The maidservant dipped a curtsey and went on her mission, her soft slippers and dark skirts barely making a sound as she swept past.

In the kitchen, impervious to the glances of blatant dislike from Martha Renfrew and Perivale, who were taking their mid-morning refreshment at the table, Dorcas arranged a chalice of wine, goblets and a platter of sweetmeats on a tray and removed herself from the room.

The opinions of other servants were of no interest to her, and as she headed back to the main parlour her mind was busy.

Little by little she had pieced together a general picture of how things stood at her new place of employment.

Helping matters along was the mistress, confiding more than was generally acceptable between employer and employee.

This type of confidence was more the province of a lady’s maid, the post on which Dorcas’s sights were set.

The prime bone of contention, she had discovered, was the business-minded son-by-marriage.

The mistress wanted him gone. Then the leather company would fold and the desired removal to pastures new would take place.

Dorcas entered the room to find Constance Hatton on her own. She mustered a cheerful approach.

“Here we are, madam. Let me pour you some wine. Shall I put it here on the low table?

“And here is the platter of pastries. Almond, your favourite.”

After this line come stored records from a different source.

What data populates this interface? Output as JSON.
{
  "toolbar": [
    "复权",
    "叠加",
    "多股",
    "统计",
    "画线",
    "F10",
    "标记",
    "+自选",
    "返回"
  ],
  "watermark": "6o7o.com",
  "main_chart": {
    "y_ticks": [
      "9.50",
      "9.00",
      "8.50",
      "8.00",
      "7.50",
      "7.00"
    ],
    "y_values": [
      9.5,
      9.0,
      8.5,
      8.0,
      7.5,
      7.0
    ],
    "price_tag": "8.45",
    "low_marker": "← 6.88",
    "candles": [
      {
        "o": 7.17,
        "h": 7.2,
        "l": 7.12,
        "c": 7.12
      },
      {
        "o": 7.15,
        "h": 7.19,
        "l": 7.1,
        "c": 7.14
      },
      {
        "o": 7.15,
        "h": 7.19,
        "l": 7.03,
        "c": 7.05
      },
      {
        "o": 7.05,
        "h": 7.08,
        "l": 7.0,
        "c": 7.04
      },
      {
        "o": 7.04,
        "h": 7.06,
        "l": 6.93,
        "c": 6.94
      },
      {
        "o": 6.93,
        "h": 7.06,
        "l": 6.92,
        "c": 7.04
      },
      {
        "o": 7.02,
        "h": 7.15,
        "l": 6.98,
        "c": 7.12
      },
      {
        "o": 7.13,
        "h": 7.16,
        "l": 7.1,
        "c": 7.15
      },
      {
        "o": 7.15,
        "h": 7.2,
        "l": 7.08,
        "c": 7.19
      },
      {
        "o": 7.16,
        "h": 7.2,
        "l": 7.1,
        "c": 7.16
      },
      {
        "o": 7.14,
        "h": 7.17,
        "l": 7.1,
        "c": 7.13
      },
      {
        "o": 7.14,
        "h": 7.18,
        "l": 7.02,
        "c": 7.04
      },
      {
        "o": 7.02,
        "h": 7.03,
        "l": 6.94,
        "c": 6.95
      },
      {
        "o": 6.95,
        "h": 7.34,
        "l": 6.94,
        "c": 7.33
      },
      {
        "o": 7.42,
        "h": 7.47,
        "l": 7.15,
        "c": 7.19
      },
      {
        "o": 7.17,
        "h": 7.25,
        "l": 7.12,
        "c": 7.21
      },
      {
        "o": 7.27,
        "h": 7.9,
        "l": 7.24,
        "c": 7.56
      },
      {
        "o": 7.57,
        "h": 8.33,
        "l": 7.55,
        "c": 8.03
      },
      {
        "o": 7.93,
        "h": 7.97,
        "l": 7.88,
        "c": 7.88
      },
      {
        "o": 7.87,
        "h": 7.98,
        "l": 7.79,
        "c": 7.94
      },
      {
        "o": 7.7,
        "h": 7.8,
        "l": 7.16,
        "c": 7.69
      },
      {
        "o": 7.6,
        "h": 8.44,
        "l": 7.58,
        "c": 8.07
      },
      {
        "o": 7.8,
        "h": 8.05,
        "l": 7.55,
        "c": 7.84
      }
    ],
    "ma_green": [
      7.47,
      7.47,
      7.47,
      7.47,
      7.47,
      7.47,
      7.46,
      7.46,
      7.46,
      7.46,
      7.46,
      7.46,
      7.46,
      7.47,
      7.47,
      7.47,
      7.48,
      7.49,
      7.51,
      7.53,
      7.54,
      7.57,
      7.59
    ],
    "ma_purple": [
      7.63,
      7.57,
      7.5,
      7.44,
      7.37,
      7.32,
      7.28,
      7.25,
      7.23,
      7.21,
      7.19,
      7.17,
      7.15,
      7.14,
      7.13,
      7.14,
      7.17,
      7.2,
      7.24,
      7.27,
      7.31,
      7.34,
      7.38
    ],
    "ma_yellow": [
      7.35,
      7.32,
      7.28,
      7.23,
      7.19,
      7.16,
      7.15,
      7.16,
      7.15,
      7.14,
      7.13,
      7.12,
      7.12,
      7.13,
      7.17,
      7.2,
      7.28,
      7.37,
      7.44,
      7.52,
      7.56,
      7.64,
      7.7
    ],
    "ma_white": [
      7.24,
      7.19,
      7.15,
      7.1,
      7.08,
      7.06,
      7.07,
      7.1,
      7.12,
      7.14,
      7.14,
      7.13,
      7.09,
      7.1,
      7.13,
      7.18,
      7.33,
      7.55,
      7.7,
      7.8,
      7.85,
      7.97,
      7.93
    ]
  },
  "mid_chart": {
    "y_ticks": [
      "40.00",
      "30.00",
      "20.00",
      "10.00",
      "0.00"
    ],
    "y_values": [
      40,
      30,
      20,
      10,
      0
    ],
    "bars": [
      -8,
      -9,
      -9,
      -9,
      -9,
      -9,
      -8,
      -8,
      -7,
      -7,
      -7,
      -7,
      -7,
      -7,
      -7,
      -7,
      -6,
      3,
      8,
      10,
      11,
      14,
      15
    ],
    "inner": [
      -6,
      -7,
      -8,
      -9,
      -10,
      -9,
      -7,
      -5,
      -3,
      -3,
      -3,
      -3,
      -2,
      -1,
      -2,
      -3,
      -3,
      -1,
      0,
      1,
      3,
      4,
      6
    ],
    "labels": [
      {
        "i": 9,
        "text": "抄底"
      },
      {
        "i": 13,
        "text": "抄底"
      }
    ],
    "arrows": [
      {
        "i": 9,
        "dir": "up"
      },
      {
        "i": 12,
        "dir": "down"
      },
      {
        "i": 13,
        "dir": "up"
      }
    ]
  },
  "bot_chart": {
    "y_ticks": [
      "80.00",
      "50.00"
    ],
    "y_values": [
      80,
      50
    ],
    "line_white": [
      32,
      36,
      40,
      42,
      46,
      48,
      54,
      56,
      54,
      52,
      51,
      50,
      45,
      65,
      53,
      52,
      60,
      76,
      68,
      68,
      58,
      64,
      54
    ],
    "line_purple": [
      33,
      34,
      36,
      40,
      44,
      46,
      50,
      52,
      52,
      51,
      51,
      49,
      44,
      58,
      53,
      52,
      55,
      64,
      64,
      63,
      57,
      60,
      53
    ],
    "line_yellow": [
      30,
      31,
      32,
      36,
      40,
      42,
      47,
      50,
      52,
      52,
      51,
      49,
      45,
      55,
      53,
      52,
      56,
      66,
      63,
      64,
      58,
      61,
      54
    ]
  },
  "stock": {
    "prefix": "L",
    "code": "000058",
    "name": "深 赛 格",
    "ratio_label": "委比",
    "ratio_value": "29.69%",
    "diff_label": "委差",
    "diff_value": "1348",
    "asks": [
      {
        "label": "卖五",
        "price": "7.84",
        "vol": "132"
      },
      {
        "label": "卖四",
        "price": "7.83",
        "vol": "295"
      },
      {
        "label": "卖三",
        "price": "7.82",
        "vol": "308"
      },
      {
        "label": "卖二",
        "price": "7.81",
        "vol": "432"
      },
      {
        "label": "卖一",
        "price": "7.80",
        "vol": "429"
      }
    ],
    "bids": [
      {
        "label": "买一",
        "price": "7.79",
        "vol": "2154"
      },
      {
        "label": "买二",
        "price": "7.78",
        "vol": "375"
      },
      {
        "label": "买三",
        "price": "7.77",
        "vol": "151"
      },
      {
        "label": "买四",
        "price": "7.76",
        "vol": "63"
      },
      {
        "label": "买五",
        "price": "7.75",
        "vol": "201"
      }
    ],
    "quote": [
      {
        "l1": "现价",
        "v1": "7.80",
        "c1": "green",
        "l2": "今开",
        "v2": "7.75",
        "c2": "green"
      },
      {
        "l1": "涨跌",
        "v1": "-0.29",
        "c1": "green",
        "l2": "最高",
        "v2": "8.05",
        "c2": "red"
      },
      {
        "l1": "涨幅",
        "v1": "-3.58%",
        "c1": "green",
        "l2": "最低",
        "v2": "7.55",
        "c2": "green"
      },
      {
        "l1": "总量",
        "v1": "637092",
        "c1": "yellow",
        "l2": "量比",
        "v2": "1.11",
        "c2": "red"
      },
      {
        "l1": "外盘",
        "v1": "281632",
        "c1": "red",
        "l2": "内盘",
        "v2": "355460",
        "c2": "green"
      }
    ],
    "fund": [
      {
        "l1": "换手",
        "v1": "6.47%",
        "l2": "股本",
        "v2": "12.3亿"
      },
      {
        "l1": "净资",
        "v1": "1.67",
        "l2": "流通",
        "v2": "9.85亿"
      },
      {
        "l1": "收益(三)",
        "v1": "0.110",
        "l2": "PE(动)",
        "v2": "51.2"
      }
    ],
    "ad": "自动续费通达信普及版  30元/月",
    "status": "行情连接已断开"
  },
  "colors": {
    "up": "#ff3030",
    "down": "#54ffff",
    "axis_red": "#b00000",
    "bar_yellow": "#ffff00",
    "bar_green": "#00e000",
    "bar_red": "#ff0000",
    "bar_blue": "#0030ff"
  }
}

She divested herself of the tray and stood with her hands clasped loosely in front of her.

“Yes?” Constance said.

“A word, madam, at your leave. You bade me keep watch over my young mistress’s activities.

“She visits her previous maid at a lodging-house on Pepper Street.”

Constance took a moment to digest this.

“I see. That was well done, Dorcas. Have you aught else to tell me?”

“No, madam. That is all.”

All for the time being, Dorcas added silently.

Her mind ticked on. It should not be hard to obtain relevant details from a willing informant.

This risked cutting into her much-guarded savings.

Weighing up the possibilities, Dorcas concluded that her skill for sniffing out trouble tipped the scales in her favour, and on the strength of this she decided to work out a plan of campaign.